Gostamos de pensar que tudo é problema dos políticos e que a solução de todas as nossas aflições está a uma canetada de distância. Associações de promotores e juízes ganham espaço na mídia defendendo que o presidente Bolsonaro só concordou com a revisão de prisões a cada 90 dias para proteger apaniguados. Dizem que o Congresso Nacional está cheio de corruptos interessados nessa regra. Corruptos presos são menos de 1% do sistema carcerário. Se todas as autoridades da Justiça trabalhassem direito, a regra não teria efeito para soltar corruptos e nem para soltar o tal André do Rap.

André do Rap, um velho conhecido da Justiça

Só depois de ser preso, em setembro do ano passado, André do Rap contratou uma defesa à altura de seu status financeiro. Mas ele tem uma longa ficha de processos tanto na Justiça Federal quanto na Justiça Estadual de São Paulo. O mais antigo é de 2004, em que ele passou dois anos preso e acabou liberado por "completa nulidade da ação penal".

O problema de 14 anos atrás era o mesmo de agora, o excesso de prazo na formação de culpa. Na época, André do Rap era processado por tráfico de drogas junto com dois outros réus. Um deles, que ostenta diversas condenações de prisão e de penas alternativas, acionou a Justiça reclamando da demora na demonstração da culpa dos 3 réus presos. Em 11 de abril de 2006, o Tribunal de Justiça do Estado de São Paulo declarou que a ação era nula desde a denúncia criminal. O acórdão foi publicado no Diário Oficial de 27 de outubro de 2006, determinando a soltura de todos os réus, inclusive André do Rap.
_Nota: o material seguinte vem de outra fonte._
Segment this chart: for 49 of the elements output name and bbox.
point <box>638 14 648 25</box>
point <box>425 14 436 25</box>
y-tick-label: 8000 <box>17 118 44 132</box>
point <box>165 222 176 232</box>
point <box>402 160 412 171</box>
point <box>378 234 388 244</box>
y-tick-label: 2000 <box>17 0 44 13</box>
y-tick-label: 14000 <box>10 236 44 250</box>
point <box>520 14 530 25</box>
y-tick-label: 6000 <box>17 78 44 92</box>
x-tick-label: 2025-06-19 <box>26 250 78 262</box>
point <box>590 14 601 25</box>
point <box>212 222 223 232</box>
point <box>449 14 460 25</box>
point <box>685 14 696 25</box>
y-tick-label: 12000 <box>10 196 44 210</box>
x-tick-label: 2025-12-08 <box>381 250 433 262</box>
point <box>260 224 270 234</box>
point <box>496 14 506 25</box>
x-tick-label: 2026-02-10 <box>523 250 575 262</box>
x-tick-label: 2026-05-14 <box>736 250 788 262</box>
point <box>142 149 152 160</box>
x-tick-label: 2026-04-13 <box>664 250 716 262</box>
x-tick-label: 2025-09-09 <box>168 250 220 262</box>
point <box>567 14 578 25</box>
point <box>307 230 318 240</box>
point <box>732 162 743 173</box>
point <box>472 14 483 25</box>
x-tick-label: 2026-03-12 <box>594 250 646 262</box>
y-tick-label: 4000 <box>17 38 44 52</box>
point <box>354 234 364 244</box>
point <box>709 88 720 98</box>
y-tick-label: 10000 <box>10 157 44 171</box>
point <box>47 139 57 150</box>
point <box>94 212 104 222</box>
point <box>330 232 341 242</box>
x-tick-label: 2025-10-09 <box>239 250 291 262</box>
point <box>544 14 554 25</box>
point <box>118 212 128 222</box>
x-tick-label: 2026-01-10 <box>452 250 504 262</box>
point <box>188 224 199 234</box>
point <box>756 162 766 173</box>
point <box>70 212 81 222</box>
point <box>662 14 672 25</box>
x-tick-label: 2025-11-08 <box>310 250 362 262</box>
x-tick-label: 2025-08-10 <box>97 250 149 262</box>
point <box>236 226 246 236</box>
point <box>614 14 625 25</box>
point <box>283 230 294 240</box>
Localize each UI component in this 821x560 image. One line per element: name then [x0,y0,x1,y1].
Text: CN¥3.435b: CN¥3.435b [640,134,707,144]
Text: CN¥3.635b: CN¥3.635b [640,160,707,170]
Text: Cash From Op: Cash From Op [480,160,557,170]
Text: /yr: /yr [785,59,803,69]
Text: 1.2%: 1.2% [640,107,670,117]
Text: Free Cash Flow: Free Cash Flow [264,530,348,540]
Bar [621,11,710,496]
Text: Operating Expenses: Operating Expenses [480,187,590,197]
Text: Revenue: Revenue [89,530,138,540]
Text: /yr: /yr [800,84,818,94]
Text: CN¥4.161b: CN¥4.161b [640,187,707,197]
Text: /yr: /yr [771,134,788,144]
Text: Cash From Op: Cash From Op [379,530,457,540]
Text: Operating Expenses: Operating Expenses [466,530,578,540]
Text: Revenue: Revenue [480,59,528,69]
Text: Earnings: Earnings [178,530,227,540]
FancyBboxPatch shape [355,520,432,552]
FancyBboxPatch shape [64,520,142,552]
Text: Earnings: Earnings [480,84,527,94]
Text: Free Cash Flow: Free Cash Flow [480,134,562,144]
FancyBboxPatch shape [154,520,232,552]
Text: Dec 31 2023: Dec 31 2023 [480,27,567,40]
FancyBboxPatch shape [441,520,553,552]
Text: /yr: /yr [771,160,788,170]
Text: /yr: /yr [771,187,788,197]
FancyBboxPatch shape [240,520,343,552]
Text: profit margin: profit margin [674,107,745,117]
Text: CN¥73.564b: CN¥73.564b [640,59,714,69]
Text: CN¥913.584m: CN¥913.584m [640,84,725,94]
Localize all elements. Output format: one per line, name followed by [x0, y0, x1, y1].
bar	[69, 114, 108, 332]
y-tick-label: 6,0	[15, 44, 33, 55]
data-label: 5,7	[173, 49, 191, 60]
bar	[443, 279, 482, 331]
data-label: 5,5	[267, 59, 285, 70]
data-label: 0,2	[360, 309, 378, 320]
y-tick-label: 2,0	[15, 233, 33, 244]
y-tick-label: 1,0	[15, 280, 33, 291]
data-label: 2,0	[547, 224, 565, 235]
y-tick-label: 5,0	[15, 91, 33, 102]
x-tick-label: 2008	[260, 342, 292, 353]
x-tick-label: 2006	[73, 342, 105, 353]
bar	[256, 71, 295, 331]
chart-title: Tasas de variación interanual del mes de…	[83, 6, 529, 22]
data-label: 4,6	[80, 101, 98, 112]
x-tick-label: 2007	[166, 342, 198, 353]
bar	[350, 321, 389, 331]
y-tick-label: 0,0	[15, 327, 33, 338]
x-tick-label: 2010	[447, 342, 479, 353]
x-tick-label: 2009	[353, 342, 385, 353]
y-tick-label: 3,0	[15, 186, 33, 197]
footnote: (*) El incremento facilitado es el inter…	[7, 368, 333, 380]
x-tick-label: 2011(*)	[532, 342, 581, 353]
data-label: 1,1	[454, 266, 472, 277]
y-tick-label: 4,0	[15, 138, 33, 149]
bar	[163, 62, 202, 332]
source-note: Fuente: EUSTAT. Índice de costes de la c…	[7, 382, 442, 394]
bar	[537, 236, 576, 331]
Até então não se tratava de um grande traficante nem de um líder de facção criminosa. Fica sempre o questionamento: como um detento sobrevive em uma penitenciária brasileira sem se relacionar com uma facção criminosa? Atualmente, 30% dos presidiários do Brasil não foram julgados nem em primeira instância e 41% não foram julgados na segunda instância. Todos eles estão sob o jugo de organizações que atualmente se expandem internacionalmente.

Depois de solto, André do Rap fez apresentações musicais sofríveis e operações criminais que renderam outros processos judiciais. É curioso que, mesmo depois da primeira liberação, o Ministério Público de São Paulo tenha concordado que ele respondesse em liberdade pelos crimes que cometeu. A acusação demorou 12 anos, veja bem, DOZE ANOS, para informar ao juiz que se tratava de réu perigoso. Só o fez depois que o caso ganhou as manchetes pela decisão do ministro Marco Aurélio Mello no STF. Caso a advertência tivesse sido feita antes, seria levada em conta na decisão final.

Este é somente um caso das centenas que acabaram este ano no Supremo Tribunal Federal com pedidos de habeas corpus. Quantos "Andrés do Rap" existem no Brasil e não se tornaram famosos porque não servem interesses de categorias poderosas? Se é possível tirar uma lição dessa tragédia, que seja a de não piorarmos o que já está ruim.

Colocamos nosso foco, como cidadãos, no Governo Federal, no Congresso Nacional e no Supremo Tribunal Federal. Mas não é porque os problemas estejam lá ou porque eles realmente possam resolver, é porque eles são os mais transparentes, têm falhas que podemos ver. Sozinhas, as cúpulas dos Poderes não produziriam um "André do Rap". Está na hora de cobrar dos que apontam o dedo sem mover um dedo para que nossa realidade mude.